Traffic distribution graph.

[17,20] A path-based load-balanced satellite routing algorithm is proposed to minimize maximum network traffic ^[14][17]. The algorithm avoids traffic aggregation at high latitudes by setting up all inter-satellite links with the same path length and giving all paths the same priority. The authors in ^[18][21] divide the transmission area into heavy load range and light load range, taking into account the relationship between the reverse slot and the gateway station. The overload range uses a congestion indicator to handle uneven traffic flow distribution with the least weighted path. However, this approach requires link-state information for the entire network and cannot make decisions in real time ^[19][22]. [23,24] The elastic load balancing (ELB) algorithm is proposed to realize the exchange of congestion information between satellite nodes ^[20][21]. As a result, ELB achieved its load balancing goals and avoided traffic congestion. Use the occupancy of the queue to determine whether satellite nodes are idle or busy. When a node is marked as busy, it sends messages to its neighbors to reduce its transmission rate. The TLR algorithm proposed in ^[22][25] considers both the current state of congestion and the possible state of next-hop congestion. The authors propose an iterative Dijkstra mechanism in ^[23][26] to select the best transmission path for load-balanced routing. The authors in ^[24][27] considered link latency to further improve routing performance. When exploring LEO routing algorithms ^[25],[28] cooperative game theory is utilized to balance the trade-off between load and transmission delay. In ^[26][29], fuzzy theory is used to realize the needs of different users. Transmission cost and route convergence are evaluated as key performance indicators in ^[27][30]. Combined with track prediction, an on-demand dynamic routing algorithm is proposed. [31] Energy consumption is also taken into account to improve the quality of service for users ^[28].
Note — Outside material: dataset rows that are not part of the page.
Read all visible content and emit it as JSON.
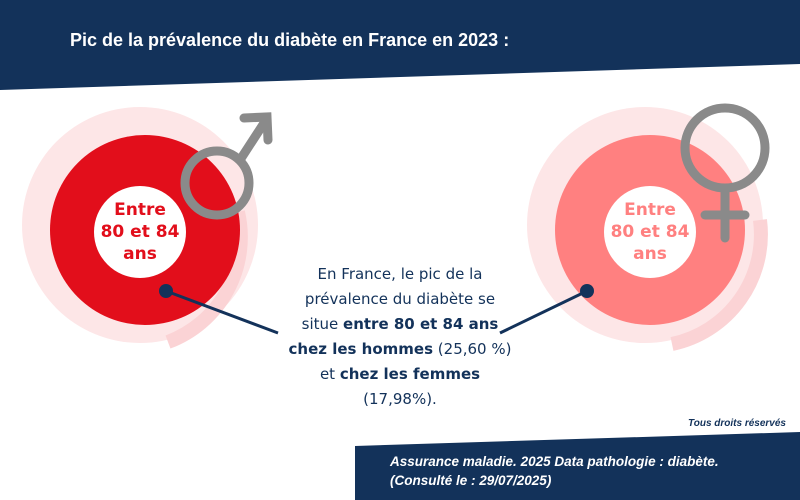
{
  "header": {
    "title": "Pic de la prévalence du diabète en France en 2023 :"
  },
  "men": {
    "label_line1": "Entre",
    "label_line2": "80 et 84",
    "label_line3": "ans"
  },
  "women": {
    "label_line1": "Entre",
    "label_line2": "80 et 84",
    "label_line3": "ans"
  },
  "description": {
    "l1": "En France, le pic de la",
    "l2": "prévalence du diabète se",
    "l3a": "situe ",
    "l3b": "entre 80 et 84 ans",
    "l4a": "chez les hommes",
    "l4b": " (25,60 %)",
    "l5a": "et ",
    "l5b": "chez les femmes",
    "l6": "(17,98%)."
  },
  "rights": "Tous droits réservés",
  "source": {
    "line1": "Assurance maladie. 2025 Data pathologie : diabète.",
    "line2": "(Consulté le : 29/07/2025)"
  },
  "colors": {
    "navy": "#13325a",
    "red": "#e20e1b",
    "pink": "#ff8080"
  }
}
The existing literature highlights the advantages of LEO routing in terms of load performance ^[29][30][32,33]. However, challenges related to insufficient local optimization and weak dynamic adaptability remain unresolved, which could hinder the development of low-Earth orbit satellite networks.

4. Machine learning-based satellite routing

Complex satellite network environments and dynamic inter-satellite links make satellite routing algorithms difficult to calculate. Reinforcement learning is widely used in a variety of emerging industries due to its unique ability to deal with sequential decision problems ^[31][34]. Content caching issues were investigated in ^[32][35]. Q learning algorithms are used in cloud content delivery systems. In ^[33][36], Q learning is used to identify congested links in the Internet of Things (IoT) to improve fault tolerance. Similarly, Q-learning is used in ^[34][37] to increase the throughput of wireless sensor networks (WSNs) and solve the problem of energy consumption of devices. In ^[35][38], in order to solve the optimal allocation of cache, bandwidth and other resources in the Internet of Vehicles, they use deep reinforcement learning to solve the model. ^[36].[39] The authors of the machine learning use deep deterministic policy gradient (DDPG) ^[37][40] to design a centralized satellite routing algorithm for space-ground integrated networks ^[38][39][41,42]. ]。 The decision-making centre for the proposed strategy is located in the field. The decision-making center obtains the traffic information of the entire network in real time, and sends the routing information to the relevant satellites after making the decision. However, the disadvantage of this strategy is that the delay of satellite communication is very large, and transmission routing decisions cannot be made in time. Increased network burden; Therefore, it is not suitable for mass use. ^[40].[43] A routing algorithm based on multi-agent deep deterministic policy gradient (MADDPG) ^[41] [44] is proposed, which is a routing strategy deployed on each satellite after centralized training, which solves some of the problems of the above centralized routing algorithm. Centralized training methods have limitations in obtaining sufficient data, which becomes increasingly difficult as the scale of the network and the training complexity of deep reinforcement learning algorithms increase.